Over the past seven years, we’ve advocated for creating a framework that gives independent workers the benefits and protections they deserve, while preserving the flexibility they want. One that offers an alternative to traditional employment and fits the way people are increasingly choosing to work. A framework where people can choose work that fits the rhythms of their lives, not the other way around.  

Today, in resolving a longstanding lawsuit in Massachusetts, we have reached an agreement with Attorney General Andrea Campbell that gives drivers access to new protections and benefits, including the nation’s first portable health insurance benefit fund, while preserving their ability to work independently.

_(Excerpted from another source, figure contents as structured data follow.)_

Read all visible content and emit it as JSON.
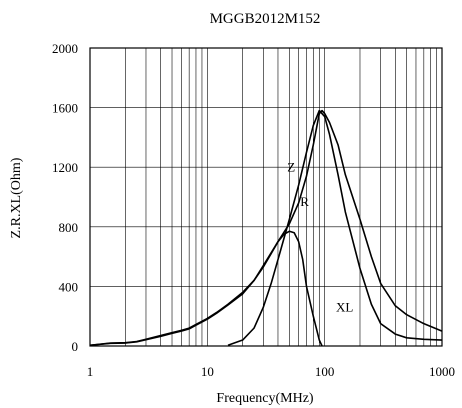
{
  "chart_data": {
    "type": "line",
    "title": "MGGB2012M152",
    "xlabel": "Frequency(MHz)",
    "ylabel": "Z.R.XL(Ohm)",
    "x_scale": "log",
    "xlim": [
      1,
      1000
    ],
    "ylim": [
      0,
      2000
    ],
    "x_ticks": [
      1,
      10,
      100,
      1000
    ],
    "x_tick_labels": [
      "1",
      "10",
      "100",
      "1000"
    ],
    "y_ticks": [
      0,
      400,
      800,
      1200,
      1600,
      2000
    ],
    "y_tick_labels": [
      "0",
      "400",
      "800",
      "1200",
      "1600",
      "2000"
    ],
    "grid": true,
    "legend": "inline-labels",
    "series": [
      {
        "name": "Z",
        "label_at": [
          48,
          1170
        ],
        "points": [
          [
            1,
            5
          ],
          [
            1.5,
            20
          ],
          [
            2,
            22
          ],
          [
            2.5,
            30
          ],
          [
            3,
            45
          ],
          [
            4,
            70
          ],
          [
            5,
            90
          ],
          [
            6,
            105
          ],
          [
            7,
            120
          ],
          [
            8,
            145
          ],
          [
            10,
            185
          ],
          [
            12,
            225
          ],
          [
            15,
            280
          ],
          [
            20,
            360
          ],
          [
            25,
            440
          ],
          [
            30,
            540
          ],
          [
            40,
            700
          ],
          [
            50,
            820
          ],
          [
            60,
            960
          ],
          [
            70,
            1140
          ],
          [
            80,
            1350
          ],
          [
            90,
            1560
          ],
          [
            95,
            1580
          ],
          [
            100,
            1560
          ],
          [
            110,
            1500
          ],
          [
            130,
            1350
          ],
          [
            150,
            1150
          ],
          [
            200,
            850
          ],
          [
            250,
            600
          ],
          [
            300,
            420
          ],
          [
            400,
            270
          ],
          [
            500,
            210
          ],
          [
            700,
            150
          ],
          [
            1000,
            100
          ]
        ]
      },
      {
        "name": "R",
        "label_at": [
          62,
          940
        ],
        "points": [
          [
            15,
            5
          ],
          [
            20,
            40
          ],
          [
            25,
            120
          ],
          [
            30,
            260
          ],
          [
            35,
            420
          ],
          [
            40,
            580
          ],
          [
            50,
            850
          ],
          [
            60,
            1080
          ],
          [
            70,
            1300
          ],
          [
            80,
            1480
          ],
          [
            90,
            1580
          ],
          [
            100,
            1540
          ],
          [
            110,
            1420
          ],
          [
            130,
            1150
          ],
          [
            150,
            900
          ],
          [
            200,
            520
          ],
          [
            250,
            280
          ],
          [
            300,
            150
          ],
          [
            400,
            80
          ],
          [
            500,
            55
          ],
          [
            700,
            45
          ],
          [
            1000,
            40
          ]
        ]
      },
      {
        "name": "XL",
        "label_at": [
          125,
          230
        ],
        "points": [
          [
            1,
            5
          ],
          [
            1.5,
            18
          ],
          [
            2,
            20
          ],
          [
            2.5,
            28
          ],
          [
            3,
            42
          ],
          [
            4,
            65
          ],
          [
            5,
            85
          ],
          [
            6,
            100
          ],
          [
            7,
            115
          ],
          [
            8,
            140
          ],
          [
            10,
            180
          ],
          [
            12,
            220
          ],
          [
            15,
            275
          ],
          [
            20,
            350
          ],
          [
            25,
            440
          ],
          [
            30,
            530
          ],
          [
            35,
            620
          ],
          [
            40,
            700
          ],
          [
            45,
            750
          ],
          [
            50,
            770
          ],
          [
            55,
            760
          ],
          [
            60,
            700
          ],
          [
            65,
            580
          ],
          [
            70,
            400
          ],
          [
            80,
            200
          ],
          [
            90,
            40
          ],
          [
            95,
            0
          ]
        ]
      }
    ]
  }
}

  • Portable Health Insurance Benefit Fund: Starting in March 2025, drivers who average at least 15 hours en route to pick up or with a passenger per week in a quarter (combining time spent driving with Uber and/or Lyft) will receive a cash stipend towards the cost of a qualifying health plan. Qualifying drivers averaging at least 25 hours per week between the two companies will be eligible for a full stipend, while those averaging between 15 and 25 hours may be eligible for a half stipend.
  • A Minimum Earnings Guarantee: Starting August 15, each Massachusetts driver will be guaranteed minimum earnings of $32.50 per hour for time spent on the way to the pickup and during a ride. For each two week earnings period, Uber will compare the driver’s total earnings against the earnings floor and top up the driver’s pay if it is below the earnings floor. Ensuring the pay guarantee is met over a period of two weeks, rather than on each trip, helps to  keep trips affordable for riders. That’s why this same standard was adopted by voters in California, the Attorney General in New York, and the legislature in Minnesota
  • Occupational Accident Insurance: Uber will provide occupational accident insurance at no cost to drivers. This insurance will provide drivers with $1,000,000 in coverage for medical expenses, as well as disability payments if they are injured while driving on the platform and are unable to continue working. Coverage will begin October 1.
  • Paid Sick Leave: Beginning November 1, drivers will accrue a bank of paid sick leave at a rate of 1 hour of sick pay for every 30 hours spent en route or with a passenger in the vehicle. Drivers will be able to access this bank at any time to offset lost earnings when they need to take time off to care for themselves or their loved ones.
  • Paid Family Medical Leave Insurance: Starting October 1, all drivers will be eligible for a quarter-end payment equal to half the cost of enrolling in the state’s Paid Family Medical Leave insurance program. This payment will be made irrespective of whether the driver has opted into the program, with the first payment coming after the end of that quarter. For details on how to enroll, visit the state program website here.
  • Account Deactivation Appeals: Every driver in the state will continue to have access to our Deactivations Review Center in the event they feel their account has been mistakenly or wrongfully deactivated.
  • Multilingual Chat Support: Coming next year, Uber will provide all drivers with live chat support, available in English, Spanish, French and Portuguese.

This agreement is an example of what independent, flexible work with dignity should look like in the 21st century. We are thrilled to see more policymakers supporting portable benefits and innovative frameworks to improve independent work. 

In taking this opportunity, we’ve resolved historical liabilities by constructing a new operating model that balances both flexibility and benefits. This allows both Uber and Massachusetts to move forward in a way that reflects what drivers want and demonstrates to other states what’s possible to achieve. 

We hope to engage other policymakers, drivers, advocates and stakeholders around the world to forge similar solutions.